While announcing the marks, JAMB Registrar, Professor Ishaq Oloyede, stated that the cut-off for candidates seeking admission into colleges of education, polytechnics and other non-degree-awarding institutions would be 100, while it would be 120 for university candidates.
Although the JAMB Registrar, in his attempt to justify the decision reached by the Board and university vice chancellors, said hiking the cut off marks usually results in the country losing many candidates to mushroom universities outside the country, be that as it may, there are major issues with the cut-off marks.
First, if we are concerned about the failing, falling and faltering standard of our education, we should eschew anything that would make it worse than it is currently. How can we contemplate offering admission to those who failed to pass the entrance examination into universities? How can those who got 120 out of 400 be considered for admission into universities? Where on earth is a 30 per cent score considered a good enough mark? If we want our graduates to compete favourably with their peers elsewhere are we not supposed to raise the bar and ensure that only the fittest are admitted into our universities. The truth which we have failed to face as a nation is that university education, as desirable as it is, is not, and cannot be, for everyone. Our responsibility as a nation is to help those who do not possess the aptitude for university education to transit unabashedly to areas where their best will manifest, not just for their own good but for the good of the nation as a whole. Forcing everyone to pursue university education when it is obvious that they lack the capacity is not in the overall interest of the nation.
It is my considered opinion that the lowering of the cut-off point is a scheme to pave way for some candidates with below the bar scores to gain admission into universities at the expense of those with high scores.
Then, I seriously suspect that the low cut-off mark is a ploy to mop up funds, especially by some universities. I am aware that a number of universities see the examination as an opportunity to shore up the shortfall in their internally generated revenue. Already, institutions have been announcing the dates for their Post-UTME with candidates expected to pay for the examinations, even after paying for the UTME. The lower the cut-off mark is, the higher the turnout of candidates for the examination will be and the more financially rewarding it is for the institution. With lowered cut-off point, the hope of the candidates is raised; they are optimistic of doing well in the other examination so as to secure admission. But the story ends up the same way for many of them; they do not do well in the examination and are denied admission. Even in the very rare cases that they do well in Post-UTME, they are done in by their dismal performance in the UTME with the effect that they are denied admission and their frustration climbs up.

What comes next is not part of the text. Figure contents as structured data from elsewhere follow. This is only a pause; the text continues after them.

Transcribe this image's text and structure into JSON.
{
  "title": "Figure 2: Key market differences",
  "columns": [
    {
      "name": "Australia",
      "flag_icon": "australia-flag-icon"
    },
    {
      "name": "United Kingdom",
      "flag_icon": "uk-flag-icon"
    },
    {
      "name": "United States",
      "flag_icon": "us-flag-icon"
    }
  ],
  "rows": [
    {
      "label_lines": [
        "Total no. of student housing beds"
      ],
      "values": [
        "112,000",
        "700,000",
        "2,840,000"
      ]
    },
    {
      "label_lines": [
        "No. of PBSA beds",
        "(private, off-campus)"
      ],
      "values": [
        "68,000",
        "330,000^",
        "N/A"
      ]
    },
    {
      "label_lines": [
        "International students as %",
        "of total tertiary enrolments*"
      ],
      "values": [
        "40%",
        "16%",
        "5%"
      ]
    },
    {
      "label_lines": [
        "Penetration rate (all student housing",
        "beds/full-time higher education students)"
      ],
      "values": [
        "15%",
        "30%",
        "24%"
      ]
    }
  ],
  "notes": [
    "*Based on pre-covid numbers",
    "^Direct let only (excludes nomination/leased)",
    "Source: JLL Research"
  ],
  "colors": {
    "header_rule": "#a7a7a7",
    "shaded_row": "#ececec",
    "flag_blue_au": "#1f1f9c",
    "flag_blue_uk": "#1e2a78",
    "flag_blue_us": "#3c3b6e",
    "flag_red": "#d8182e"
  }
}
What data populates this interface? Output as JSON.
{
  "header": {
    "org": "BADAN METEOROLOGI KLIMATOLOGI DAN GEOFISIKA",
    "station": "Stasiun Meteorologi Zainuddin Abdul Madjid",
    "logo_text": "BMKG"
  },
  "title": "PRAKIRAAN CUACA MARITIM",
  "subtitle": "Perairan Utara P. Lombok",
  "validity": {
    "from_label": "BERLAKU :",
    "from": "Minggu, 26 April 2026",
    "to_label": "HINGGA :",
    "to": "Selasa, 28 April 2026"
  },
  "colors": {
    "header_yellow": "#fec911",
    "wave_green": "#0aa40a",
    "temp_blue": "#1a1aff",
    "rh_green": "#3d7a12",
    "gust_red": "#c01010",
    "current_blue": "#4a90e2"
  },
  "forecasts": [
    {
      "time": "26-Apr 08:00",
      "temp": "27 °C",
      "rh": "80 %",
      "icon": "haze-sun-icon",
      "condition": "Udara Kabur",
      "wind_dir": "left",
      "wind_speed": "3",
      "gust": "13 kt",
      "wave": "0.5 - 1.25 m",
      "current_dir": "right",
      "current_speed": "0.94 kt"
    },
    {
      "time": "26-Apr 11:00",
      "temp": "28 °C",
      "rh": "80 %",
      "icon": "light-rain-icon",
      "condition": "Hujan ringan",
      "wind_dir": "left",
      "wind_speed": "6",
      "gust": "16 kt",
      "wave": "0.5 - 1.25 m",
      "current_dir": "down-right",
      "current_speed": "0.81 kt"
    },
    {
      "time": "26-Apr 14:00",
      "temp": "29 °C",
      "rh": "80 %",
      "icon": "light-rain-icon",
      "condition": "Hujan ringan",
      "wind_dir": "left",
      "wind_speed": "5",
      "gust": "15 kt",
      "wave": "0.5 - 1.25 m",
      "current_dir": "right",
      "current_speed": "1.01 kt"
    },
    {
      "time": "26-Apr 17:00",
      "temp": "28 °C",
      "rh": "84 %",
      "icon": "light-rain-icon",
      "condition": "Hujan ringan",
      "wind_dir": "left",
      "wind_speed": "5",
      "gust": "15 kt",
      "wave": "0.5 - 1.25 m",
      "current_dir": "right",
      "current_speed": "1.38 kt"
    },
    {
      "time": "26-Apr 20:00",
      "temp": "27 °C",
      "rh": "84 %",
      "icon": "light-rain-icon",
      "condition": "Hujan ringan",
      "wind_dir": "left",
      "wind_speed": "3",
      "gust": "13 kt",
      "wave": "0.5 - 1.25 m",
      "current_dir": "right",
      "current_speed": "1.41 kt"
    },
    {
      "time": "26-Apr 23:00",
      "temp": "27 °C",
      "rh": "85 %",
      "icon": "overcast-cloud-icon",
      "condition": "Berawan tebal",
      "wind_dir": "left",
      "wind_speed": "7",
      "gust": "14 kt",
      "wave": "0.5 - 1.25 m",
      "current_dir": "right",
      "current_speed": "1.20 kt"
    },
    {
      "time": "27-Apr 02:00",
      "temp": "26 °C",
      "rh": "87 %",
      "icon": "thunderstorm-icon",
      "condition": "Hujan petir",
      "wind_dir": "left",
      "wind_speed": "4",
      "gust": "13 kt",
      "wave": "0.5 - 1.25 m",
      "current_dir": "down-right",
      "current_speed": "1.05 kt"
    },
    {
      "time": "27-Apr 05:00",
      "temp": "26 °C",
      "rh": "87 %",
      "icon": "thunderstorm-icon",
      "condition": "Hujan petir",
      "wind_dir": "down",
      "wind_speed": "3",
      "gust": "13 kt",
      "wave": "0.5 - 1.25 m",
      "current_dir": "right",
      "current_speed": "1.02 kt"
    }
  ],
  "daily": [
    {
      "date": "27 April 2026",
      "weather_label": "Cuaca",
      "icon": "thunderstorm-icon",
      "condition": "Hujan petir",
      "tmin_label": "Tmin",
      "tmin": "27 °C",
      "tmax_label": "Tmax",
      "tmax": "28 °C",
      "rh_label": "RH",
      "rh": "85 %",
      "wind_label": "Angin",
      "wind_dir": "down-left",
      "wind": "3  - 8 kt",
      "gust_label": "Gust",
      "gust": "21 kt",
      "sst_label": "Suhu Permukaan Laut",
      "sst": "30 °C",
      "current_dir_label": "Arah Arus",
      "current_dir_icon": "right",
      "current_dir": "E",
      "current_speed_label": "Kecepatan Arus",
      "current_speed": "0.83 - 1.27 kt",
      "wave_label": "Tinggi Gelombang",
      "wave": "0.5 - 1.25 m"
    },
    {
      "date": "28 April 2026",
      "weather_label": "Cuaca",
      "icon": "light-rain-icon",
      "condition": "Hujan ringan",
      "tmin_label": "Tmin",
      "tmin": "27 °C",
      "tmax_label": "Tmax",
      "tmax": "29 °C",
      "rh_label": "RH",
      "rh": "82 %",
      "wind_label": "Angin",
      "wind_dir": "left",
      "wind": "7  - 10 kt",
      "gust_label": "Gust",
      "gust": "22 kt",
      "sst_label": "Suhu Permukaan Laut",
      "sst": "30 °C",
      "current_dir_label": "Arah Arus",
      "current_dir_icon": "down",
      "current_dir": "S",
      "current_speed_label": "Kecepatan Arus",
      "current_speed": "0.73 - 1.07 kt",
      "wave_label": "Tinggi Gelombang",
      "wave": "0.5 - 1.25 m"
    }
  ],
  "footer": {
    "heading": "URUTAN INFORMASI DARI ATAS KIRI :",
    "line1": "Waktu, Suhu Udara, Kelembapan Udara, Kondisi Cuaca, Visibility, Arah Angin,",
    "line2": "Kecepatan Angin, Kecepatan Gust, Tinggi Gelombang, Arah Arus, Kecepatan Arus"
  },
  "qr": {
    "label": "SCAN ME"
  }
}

Again, with the cut-off mark at 120, the tendency is for the universities to admit students in excess of their carrying capacities and create a problem of inadequate infrastructure for students. When intakes are in excess of carrying capacity, facilities are overstretched and students are short-changed. I am told of a private university that admits more students than it can effectively cope with and has devised a means of offloading them year after year until it gets to the number that it can present to the National Universities Commission. So, head or tail, the candidates lose. Year after year, there is a growing pile of young people either frustrated through admission denial or shipped out of the university after admission for their inability to cope.
Methinks that rather than herding every secondary school certificate holder into the university, it will pay us better as a nation to make other institutions attractive so that those who attend such will not see themselves as second class citizens and will not also be treated as such by the society. Until we do that, we will yearly breed brood of disenchanted and frustrated individuals who are angry with their fatherland and will not stop at anything to express their angst.